THÉRÈSE BY FRANÇOIS MAURIAC
TRANSLATED BY ERIC SUTTON


COPYRIGHT 1928 BY
BONI & LIVERIGHT, Inc.


PRINTED IN THE UNITED STATES

LORD have pity, O have pity on those who know not what they do. O Creator of the world, can there be any in whom the image of humanity is destroyed, even in the eyes of Him, who alone knows why they exist, HOW THEY HAVE MADE THEMSELVES WHAT THEY ARE, and how they could have made themselves otherwise.

Charles Baudelaire.

I shall be told, Thérèse, that you do not exist, but I know you do, for I have been watching you for years, and I have often stopped you and unmasked you as you passed me by.

When I was young, I remember seeing your little white thin-lipped face, as you stood in a stifling Assize Court, at the mercy of lawyers not half so pitiless as the fine ladies who had come to see your agony.

Later on, I found you in the drawing-room of a country house, looking drawn and pale, bored by the attentions of your aged parents and your simple-minded husband. “But what can be the matter with her?” said they: “she has everything she can possibly want.”

Since then, I have so often admired you as you passed that strong hand of yours so wearily across your firm broad brow. I have so often seen you prowling, like a wild animal, back and forwards behind the living bars of the family in which you are imprisoned, watching me with your evil melancholy eyes.

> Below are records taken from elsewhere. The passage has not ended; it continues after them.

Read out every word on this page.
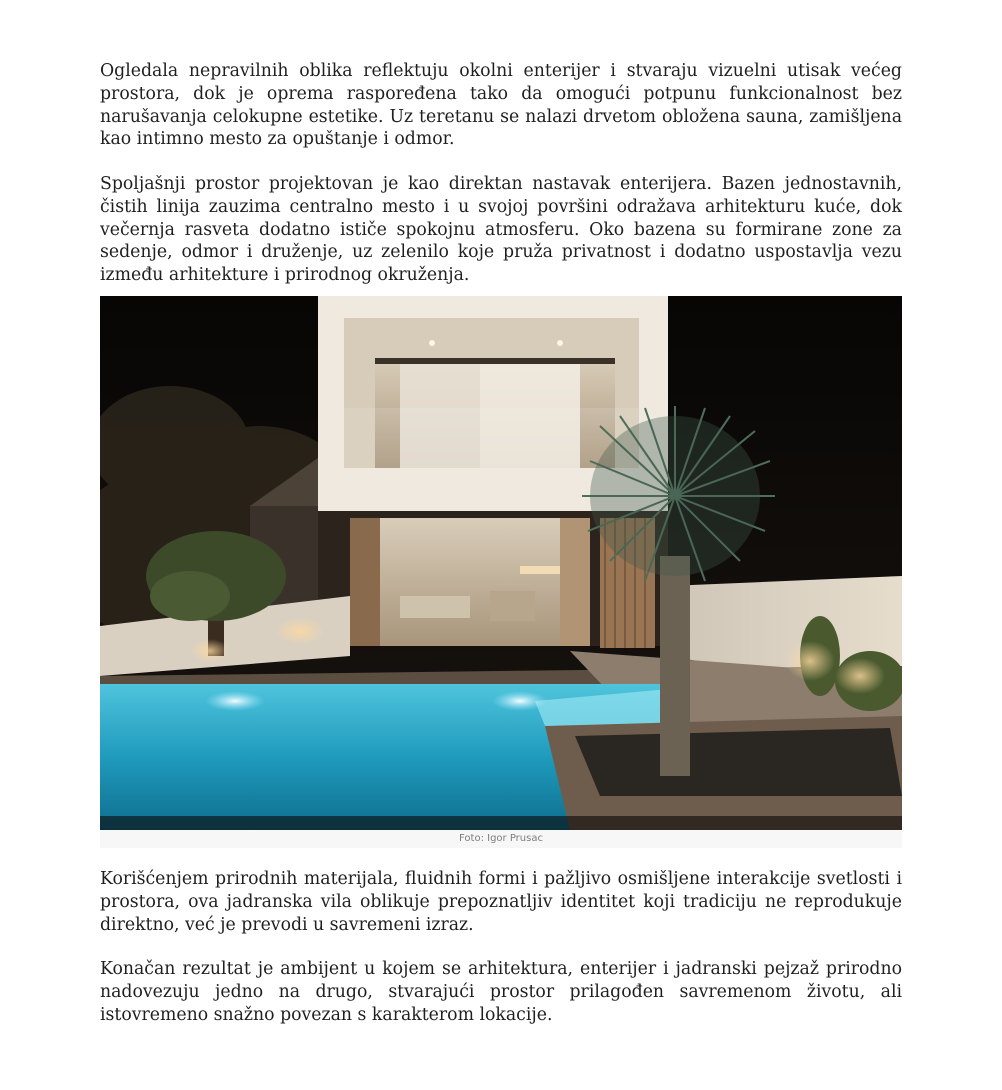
Ogledala nepravilnih oblika reflektuju okolni enterijer i stvaraju vizuelni utisak većeg prostora, dok je oprema raspoređena tako da omogući potpunu funkcionalnost bez narušavanja celokupne estetike. Uz teretanu se nalazi drvetom obložena sauna, zamišljena kao intimno mesto za opuštanje i odmor.

Spoljašnji prostor projektovan je kao direktan nastavak enterijera. Bazen jednostavnih, čistih linija zauzima centralno mesto i u svojoj površini odražava arhitekturu kuće, dok večernja rasveta dodatno ističe spokojnu atmosferu. Oko bazena su formirane zone za sedenje, odmor i druženje, uz zelenilo koje pruža privatnost i dodatno uspostavlja vezu između arhitekture i prirodnog okruženja.

Foto: Igor Prusac

Korišćenjem prirodnih materijala, fluidnih formi i pažljivo osmišljene interakcije svetlosti i prostora, ova jadranska vila oblikuje prepoznatljiv identitet koji tradiciju ne reprodukuje direktno, već je prevodi u savremeni izraz.

Konačan rezultat je ambijent u kojem se arhitektura, enterijer i jadranski pejzaž prirodno nadovezuju jedno na drugo, stvarajući prostor prilagođen savremenom životu, ali istovremeno snažno povezan s karakterom lokacije.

Many will be surprised that I have been able to conceive a creature yet more odious than all my other heroines. Why, they ask, do I never write about good kind people in whose hearts there is no secret? Alas! where there is no secret there is no story; and I know the secrets of those hearts that are tainted with the clay that covers them.

I could have wished, Thérèse, that sorrow should bring you to God; and I have long wanted you to be worthy of the name of Saint Locusta. But many, though they believe in the downfall and redemption of our poor tormented souls, would have cried “Sacrilege.”

I can only hope that on that street where I bid you farewell you are not alone.